Prime Minister Jacinda Ardern says travellers coming into New Zealand airports will be issued with a pack including three rapid antigen tests, information and advice when the border reopens to some on Monday.
Photo: RNZ / Marika Khabazi
The border reopening plan‘s first stage – allowing vaccinated New Zealanders and certain other eligible travellers to arrive from Australia without entering managed isolation and quarantine (MIQ) – begins at 11.59pm this Sunday, 27 February.
The second step – opening with the same criteria for travel from the rest of the world as well as working-holiday visas and skilled workers earning 1.5x the median wage – is set for two weeks later, on 13 March.
Ardern has this afternoon been touring Auckland Airport, and been briefed on readiness for the change.
She says the beginning of our reconnection plan is “extremely exciting”.
Travellers coming into New Zealand will find a familiar airport welcome but with some added extras “that will help us ensure that we’re doing everything to keep them safe and the community safe as well”, she says.
She says after they have collected their bags, they will be issued with a pack including three rapid antigen tests, information and advice.
She says the system is expected to change over time, however, and expert advice on whether self-isolation times can be further reduced is being sought.
Ardern says the government knows that self-isolation has a knock-on effect for many industries, so as much advance warning as possible needs to be given. She says the government also needs to consider the safety of New Zealanders during a pandemic at the same time.
She says the government has prioritised New Zealanders for being able to self-isolate over tourists and other foreign travellers because they are more likely to stay long term, and self-isolation is less likely to present as much of a barrier to them.
It’s important that people welcomed into New Zealand should feel safe and free to move, and too many cases being seeded into the community from the border would mean tourists not having that experience, she says.
“We do need to get that balance right.”
She says once we come through the Omicron outbreak we’ll have the opportunity to open up more widely.
She yesterday gave further assurances that restrictions within New Zealand would begin easing “well beyond” the Omicron outbreak’s peak, some three to six weeks away.

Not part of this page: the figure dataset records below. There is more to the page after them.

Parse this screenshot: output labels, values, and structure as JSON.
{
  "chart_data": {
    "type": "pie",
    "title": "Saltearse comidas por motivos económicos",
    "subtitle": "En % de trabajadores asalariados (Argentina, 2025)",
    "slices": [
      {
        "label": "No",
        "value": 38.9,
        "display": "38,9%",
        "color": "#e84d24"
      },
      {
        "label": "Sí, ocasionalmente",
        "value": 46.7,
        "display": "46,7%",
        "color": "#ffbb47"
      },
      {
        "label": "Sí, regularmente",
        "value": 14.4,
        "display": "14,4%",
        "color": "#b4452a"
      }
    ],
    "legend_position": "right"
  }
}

The government laid out the rules for self-isolating travellers last week, and criteria for allowing people to leave MIQ early were loosened.
Under the government’s plan, unvaccinated travellers would still be required to go into MIQ and some facilities will continue to house those unable to isolate at home, but the Defence Force would no longer secure the facilities.
Ardern has also signalled the government may no longer require self-isolation for vaccinated travellers in the “not too distant” future.
Ardern says we’re seeing increased Covid-19 case numbers and hospitalisations, but the hospitalisation rate is about 1 percent to 1.5 percent.
“But the scale is large, and it will grow.”
From Thursday, GPs will be using rapid antigen tests where they may previously have used PCR testing.
However, Ardern says if you have not been told to get a test, have no symptoms and are not a contact, you should not go seek a test.
“They are causing long lines,” she says.
“One of the major issues still continues to be people who are worried coming to be tested. I understand your anxiety, but please if you are not symptomatic or you are not a contact who needs to be tested, please do not attend our testing stations. It is standing in the way of people who need to be tested.”
She says there is flexibility in the system for teachers to return to school if they have been a contact but are not symptomatic, via rapid antigen testing and the test to return to work scheme.
A move to phase three is expected “fairly shortly”. That means more frequent use of rapid antigen testing and a further narrowing of the definition of who a contact is, she says.